“Superboy” is currently one of those middle-of-the-road fun comics. Is it great? Not really. Is it bad? Certainly not. Is it dependable and enjoyable? Absolutely.
Scott Lobdell’s continued his more or less complete restart of the Superboy character by having him finally out from the N.O.W.H.E.R.E. labs, dealing with a pair of convenience store killers. In terms of pacing, it’s still a little slow; Superboy’s just now starting to experience the real world, not quite understanding its limitations, and inevitably ending back over at N.O.W.H.E.R.E. once again. It’s the sort of momentum that can work well in a big 250-page work because it’s such a small fraction of the greater picture, but in a serialized format it runs the risk of irritating those who want a bit more of a zing to each individual issue.

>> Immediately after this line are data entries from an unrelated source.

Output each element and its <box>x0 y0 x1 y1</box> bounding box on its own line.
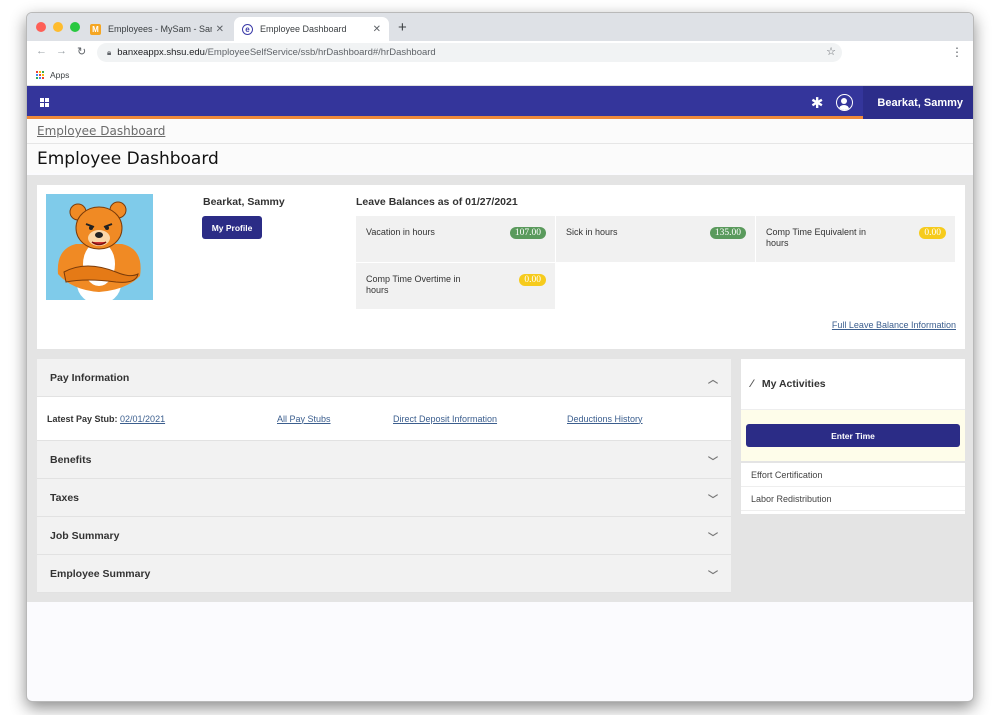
leave-balance-comp-equivalent: Comp Time Equivalent in hours 0.00 <box>756 216 955 262</box>
profile-card: Bearkat, Sammy My Profile Leave Balances… <box>37 185 965 349</box>
bookmarks-bar: Apps <box>27 64 973 86</box>
tab-employees-mysam[interactable]: M Employees - MySam - Sam Ho ✕ <box>82 17 232 41</box>
profile-name: Bearkat, Sammy <box>203 196 285 208</box>
my-activities-panel: ⁄ My Activities Enter Time Effort Certif… <box>741 359 965 514</box>
gear-icon[interactable]: ✱ <box>811 94 824 112</box>
leave-label: Comp Time Overtime in hours <box>366 274 461 295</box>
new-tab-button[interactable]: + <box>398 19 407 36</box>
leave-value-badge: 107.00 <box>509 227 546 239</box>
pay-accordion: Pay Information ︿ Latest Pay Stub: 02/01… <box>37 359 731 594</box>
chevron-down-icon[interactable]: ﹀ <box>708 567 718 582</box>
browser-toolbar: ← → ↻ 🔒︎ banxeappx.shsu.edu/EmployeeSelf… <box>27 41 973 64</box>
tab-strip: M Employees - MySam - Sam Ho ✕ e Employe… <box>27 13 973 41</box>
enter-time-section: Enter Time <box>741 410 965 463</box>
my-profile-button[interactable]: My Profile <box>202 216 262 239</box>
leave-balance-vacation: Vacation in hours 107.00 <box>356 216 555 262</box>
leave-value-badge: 0.00 <box>519 274 546 286</box>
direct-deposit-link[interactable]: Direct Deposit Information <box>393 414 497 424</box>
user-icon[interactable] <box>836 94 854 111</box>
avatar <box>46 194 153 300</box>
chevron-down-icon[interactable]: ﹀ <box>708 529 718 544</box>
pay-information-body: Latest Pay Stub: 02/01/2021 All Pay Stub… <box>37 397 731 441</box>
maximize-window-button[interactable] <box>70 22 80 32</box>
leave-balances-grid: Vacation in hours 107.00 Sick in hours 1… <box>356 216 956 309</box>
user-name-menu[interactable]: Bearkat, Sammy <box>863 86 973 119</box>
chevron-down-icon[interactable]: ﹀ <box>708 491 718 506</box>
bearkat-mascot-icon <box>57 201 141 300</box>
url-host: banxeappx.shsu.edu <box>117 47 205 58</box>
full-leave-balance-link[interactable]: Full Leave Balance Information <box>832 320 956 330</box>
accordion-job-summary[interactable]: Job Summary ﹀ <box>37 517 731 555</box>
my-activities-title: My Activities <box>761 378 826 390</box>
latest-pay-stub-link[interactable]: 02/01/2021 <box>120 414 165 424</box>
accordion-employee-summary[interactable]: Employee Summary ﹀ <box>37 555 731 593</box>
all-pay-stubs-link[interactable]: All Pay Stubs <box>277 414 331 424</box>
breadcrumb: Employee Dashboard <box>27 119 973 144</box>
close-tab-icon[interactable]: ✕ <box>373 24 381 35</box>
browser-menu-icon[interactable]: ⋮ <box>951 45 963 59</box>
chevron-up-icon[interactable]: ︿ <box>708 371 718 386</box>
accordion-title: Job Summary <box>50 529 120 542</box>
bookmark-apps[interactable]: Apps <box>50 70 69 80</box>
forward-arrow-icon[interactable]: → <box>56 45 67 57</box>
browser-window: M Employees - MySam - Sam Ho ✕ e Employe… <box>26 12 974 702</box>
leave-balance-comp-overtime: Comp Time Overtime in hours 0.00 <box>356 263 555 309</box>
tab-employee-dashboard[interactable]: e Employee Dashboard ✕ <box>234 17 389 41</box>
leave-label: Comp Time Equivalent in hours <box>766 227 867 248</box>
accordion-title: Taxes <box>50 491 79 504</box>
lock-icon: 🔒︎ <box>107 47 112 57</box>
accordion-title: Benefits <box>50 453 92 466</box>
ellucian-favicon-icon: e <box>242 23 253 35</box>
chevron-down-icon[interactable]: ﹀ <box>708 453 718 468</box>
tab-title: Employee Dashboard <box>260 24 347 34</box>
breadcrumb-link[interactable]: Employee Dashboard <box>37 124 165 138</box>
my-activities-header: ⁄ My Activities <box>741 359 965 410</box>
accordion-taxes[interactable]: Taxes ﹀ <box>37 479 731 517</box>
grid-menu-icon[interactable] <box>40 98 49 107</box>
leave-value-badge: 0.00 <box>919 227 946 239</box>
accordion-benefits[interactable]: Benefits ﹀ <box>37 441 731 479</box>
leave-value-badge: 135.00 <box>709 227 746 239</box>
url-path: /EmployeeSelfService/ssb/hrDashboard#/hr… <box>204 47 436 58</box>
close-tab-icon[interactable]: ✕ <box>216 24 224 35</box>
enter-time-button[interactable]: Enter Time <box>746 424 960 447</box>
apps-grid-icon <box>36 70 44 79</box>
window-controls <box>36 22 80 32</box>
back-arrow-icon[interactable]: ← <box>36 45 47 57</box>
accordion-title: Pay Information <box>50 371 130 384</box>
bookmark-star-icon[interactable]: ☆ <box>826 45 836 58</box>
leave-label: Sick in hours <box>566 227 618 237</box>
dashboard-content: Bearkat, Sammy My Profile Leave Balances… <box>27 175 973 602</box>
leave-balance-sick: Sick in hours 135.00 <box>556 216 755 262</box>
minimize-window-button[interactable] <box>53 22 63 32</box>
activity-effort-certification[interactable]: Effort Certification <box>741 463 965 487</box>
latest-pay-stub-label: Latest Pay Stub: <box>47 413 118 424</box>
activity-labor-redistribution[interactable]: Labor Redistribution <box>741 487 965 511</box>
accordion-pay-information[interactable]: Pay Information ︿ <box>37 359 731 397</box>
page-title: Employee Dashboard <box>27 144 973 173</box>
close-window-button[interactable] <box>36 22 46 32</box>
app-header: ✱ Bearkat, Sammy <box>27 86 973 119</box>
address-bar[interactable]: 🔒︎ banxeappx.shsu.edu/EmployeeSelfServic… <box>97 43 842 62</box>
deductions-history-link[interactable]: Deductions History <box>567 414 643 424</box>
leave-balances-title: Leave Balances as of 01/27/2021 <box>356 196 518 208</box>
accordion-title: Employee Summary <box>50 567 151 580</box>
reload-icon[interactable]: ↻ <box>77 45 86 58</box>
mysam-favicon-icon: M <box>90 23 101 35</box>
tab-title: Employees - MySam - Sam Ho <box>108 24 212 34</box>
leave-label: Vacation in hours <box>366 227 435 237</box>
magic-wand-icon: ⁄ <box>751 378 753 390</box>
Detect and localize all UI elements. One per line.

It’s that same pacing that hits the other characters, too. Rose Wilson is in the process of getting repositioned for a new purpose within the comic, but we’ve yet to actually see what that new role will be. And likewise, Red’s identity is finally revealed (in more ways than one, with an homage to one of J. Scott Campbell’s favorite things to do to Caitlin Fairchild back in the day), except that just about every reader figured it out in “Superboy” #1 or #2. Once again it’s not bad, but it’s hard to keep from feeling that this could have moved a bit faster.

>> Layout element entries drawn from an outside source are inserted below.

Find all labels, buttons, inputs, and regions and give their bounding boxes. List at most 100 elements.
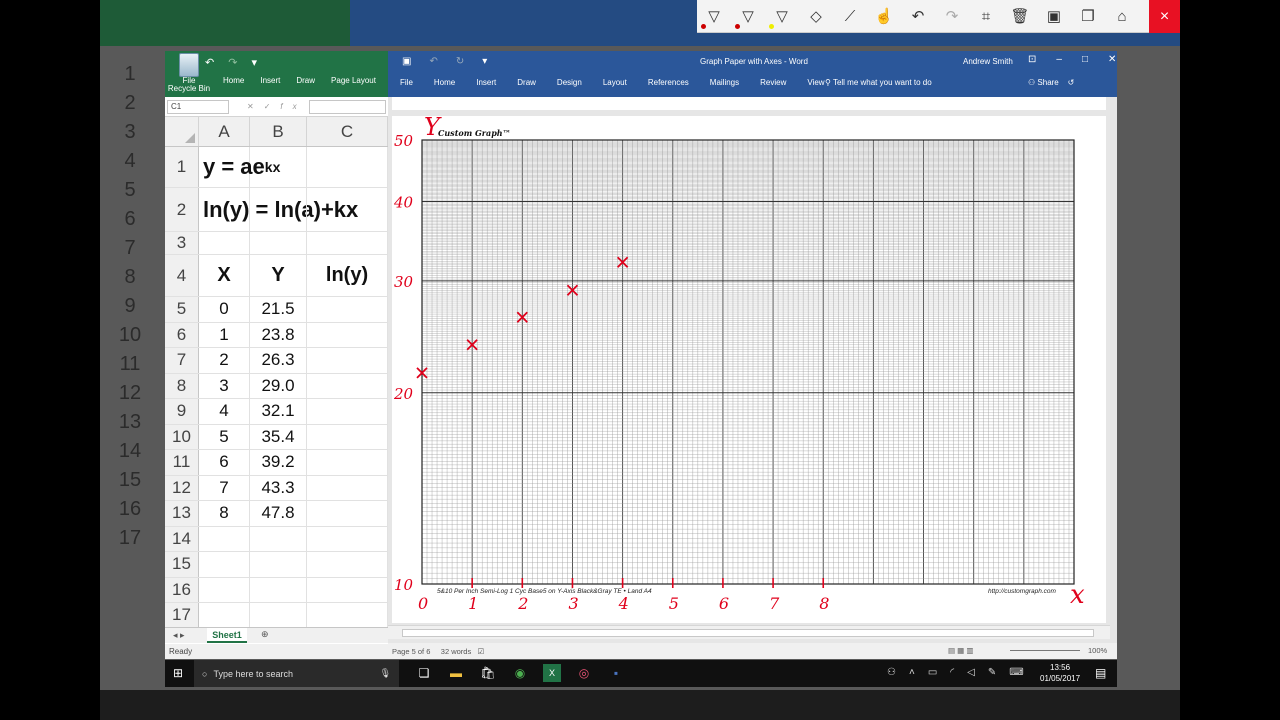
- history-icon[interactable]: ↺: [1068, 78, 1075, 87]
- chevron-down-icon[interactable]: ▾: [251, 56, 257, 69]
- maximize-icon[interactable]: □: [1082, 54, 1088, 65]
- zoom-level[interactable]: 100%: [1088, 646, 1107, 655]
- save-icon[interactable]: ▣: [402, 56, 411, 67]
- cell-c4[interactable]: ln(y): [307, 255, 388, 296]
- cell-a10[interactable]: 5: [199, 424, 250, 449]
- cell-c14[interactable]: [307, 526, 388, 551]
- page-count[interactable]: Page 5 of 6: [392, 647, 430, 656]
- column-header-b[interactable]: B: [250, 117, 307, 146]
- cell-a3[interactable]: [199, 232, 250, 254]
- cell-c12[interactable]: [307, 475, 388, 500]
- excel-taskbar-icon[interactable]: X: [543, 664, 561, 682]
- pen-icon[interactable]: ✎: [988, 667, 996, 678]
- cell-b9[interactable]: 32.1: [250, 399, 307, 424]
- cell-c11[interactable]: [307, 450, 388, 475]
- cell-a9[interactable]: 4: [199, 399, 250, 424]
- proofing-icon[interactable]: ☑: [478, 647, 485, 656]
- cell-b2[interactable]: [250, 188, 307, 231]
- row-header[interactable]: 9: [165, 399, 199, 424]
- tell-me-box[interactable]: ⚲ Tell me what you want to do: [825, 78, 932, 87]
- row-header[interactable]: 5: [165, 297, 199, 322]
- cell-b4[interactable]: Y: [250, 255, 307, 296]
- ballpoint-pen-icon[interactable]: ▽: [697, 0, 731, 33]
- undo-icon[interactable]: ↶: [901, 0, 935, 33]
- chrome-icon[interactable]: ◉: [511, 664, 529, 682]
- cell-b11[interactable]: 39.2: [250, 450, 307, 475]
- chevron-up-icon[interactable]: ˄: [909, 667, 915, 678]
- clock[interactable]: 13:56 01/05/2017: [1040, 662, 1080, 684]
- cell-a2[interactable]: ln(y) = ln(a)+kx: [199, 188, 358, 231]
- cell-a4[interactable]: X: [199, 255, 250, 296]
- cell-c8[interactable]: [307, 373, 388, 398]
- user-name[interactable]: Andrew Smith: [963, 57, 1013, 66]
- cell-c16[interactable]: [307, 577, 388, 602]
- keyboard-icon[interactable]: ⌨: [1009, 667, 1023, 678]
- cell-a14[interactable]: [199, 526, 250, 551]
- word-count[interactable]: 32 words: [441, 647, 471, 656]
- cell-b1[interactable]: [250, 147, 307, 187]
- excel-tab-draw[interactable]: Draw: [288, 76, 323, 85]
- battery-icon[interactable]: ▭: [928, 667, 937, 678]
- cell-a7[interactable]: 2: [199, 348, 250, 373]
- snipping-tool-icon[interactable]: ◎: [575, 664, 593, 682]
- crop-icon[interactable]: ⌗: [969, 0, 1003, 33]
- taskbar-search[interactable]: ○ Type here to search 🎙: [194, 660, 399, 687]
- cell-a16[interactable]: [199, 577, 250, 602]
- windows-start-icon[interactable]: ⊞: [173, 666, 183, 680]
- row-header[interactable]: 16: [165, 577, 199, 602]
- word-taskbar-icon[interactable]: ▪: [607, 664, 625, 682]
- row-header[interactable]: 15: [165, 552, 199, 577]
- row-header[interactable]: 17: [165, 603, 199, 628]
- cell-b8[interactable]: 29.0: [250, 373, 307, 398]
- wifi-icon[interactable]: ◜: [950, 667, 954, 678]
- cell-a17[interactable]: [199, 603, 250, 628]
- column-header-c[interactable]: C: [307, 117, 388, 146]
- cell-c15[interactable]: [307, 552, 388, 577]
- cell-b3[interactable]: [250, 232, 307, 254]
- task-view-icon[interactable]: ❏: [415, 664, 433, 682]
- ink-close-button[interactable]: ×: [1149, 0, 1180, 33]
- undo-icon[interactable]: ↶: [429, 56, 437, 67]
- cell-b6[interactable]: 23.8: [250, 322, 307, 347]
- word-tab-home[interactable]: Home: [434, 78, 465, 87]
- row-header[interactable]: 4: [165, 255, 199, 296]
- horizontal-scrollbar[interactable]: [388, 625, 1110, 639]
- excel-tab-home[interactable]: Home: [215, 76, 252, 85]
- cell-a12[interactable]: 7: [199, 475, 250, 500]
- row-header[interactable]: 13: [165, 501, 199, 526]
- row-header[interactable]: 14: [165, 526, 199, 551]
- select-all-corner[interactable]: [165, 117, 199, 146]
- formula-input[interactable]: [308, 99, 386, 114]
- add-sheet-icon[interactable]: ⊕: [261, 629, 269, 640]
- cell-a6[interactable]: 1: [199, 322, 250, 347]
- action-center-icon[interactable]: ▤: [1095, 666, 1106, 680]
- word-tab-design[interactable]: Design: [557, 78, 592, 87]
- row-header[interactable]: 12: [165, 475, 199, 500]
- excel-tab-insert[interactable]: Insert: [252, 76, 288, 85]
- save-icon[interactable]: ▣: [1037, 0, 1071, 33]
- cell-b7[interactable]: 26.3: [250, 348, 307, 373]
- cell-b5[interactable]: 21.5: [250, 297, 307, 322]
- cell-b14[interactable]: [250, 526, 307, 551]
- touch-writing-icon[interactable]: ☝: [867, 0, 901, 33]
- cell-b15[interactable]: [250, 552, 307, 577]
- row-header[interactable]: 10: [165, 424, 199, 449]
- name-box[interactable]: C1: [167, 99, 229, 114]
- word-tab-file[interactable]: File: [400, 78, 423, 87]
- column-header-a[interactable]: A: [199, 117, 250, 146]
- cell-c17[interactable]: [307, 603, 388, 628]
- undo-icon[interactable]: ↶: [205, 56, 214, 69]
- cell-a15[interactable]: [199, 552, 250, 577]
- cell-a1[interactable]: y = ae kx: [199, 147, 280, 187]
- cell-c13[interactable]: [307, 501, 388, 526]
- cell-b13[interactable]: 47.8: [250, 501, 307, 526]
- cell-b16[interactable]: [250, 577, 307, 602]
- redo-icon[interactable]: ↻: [456, 56, 464, 67]
- cell-a11[interactable]: 6: [199, 450, 250, 475]
- people-icon[interactable]: ⚇: [887, 667, 896, 678]
- cell-a5[interactable]: 0: [199, 297, 250, 322]
- file-explorer-icon[interactable]: ▬: [447, 664, 465, 682]
- close-icon[interactable]: ✕: [1108, 54, 1116, 65]
- cell-b10[interactable]: 35.4: [250, 424, 307, 449]
- eraser-icon[interactable]: ◇: [799, 0, 833, 33]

On the other hand, the pace is just right for R.B. Silva’s pencils, which continue to attract me as a reader. I adore his smooth, well rounded character designs, and he can do so much with even the smallest of character moments. Superboy’s sudden wide-eyed expression when he thinks about how the V.R. program was less complicated — even though we only get half of his face on the panel — is hysterical even as it gives us a great little character moment, for example. And something as simple as a hairstyle is well-executed; I love the female half of the convenience store robber’s long, carefully-drawn braids, or the slightly tousled haircut for Superboy. We only get a little in the way of inventive layouts, but that said I adore the circles all over the double-page spread of Superboy fighting the fire elemental. It’s inventive and easy to follow, but most of all it’s just attractive to look at.
“Superboy” is the sort of book that I suspect will attract itself more to fans of the character than casual readers, but it’s not a bad little book. I do think it needs a stronger hook to bring in those casual readers, and a slightly faster pace could probably do it. Until that happens, though, it’s still a good book. Just not great. At least, not yet.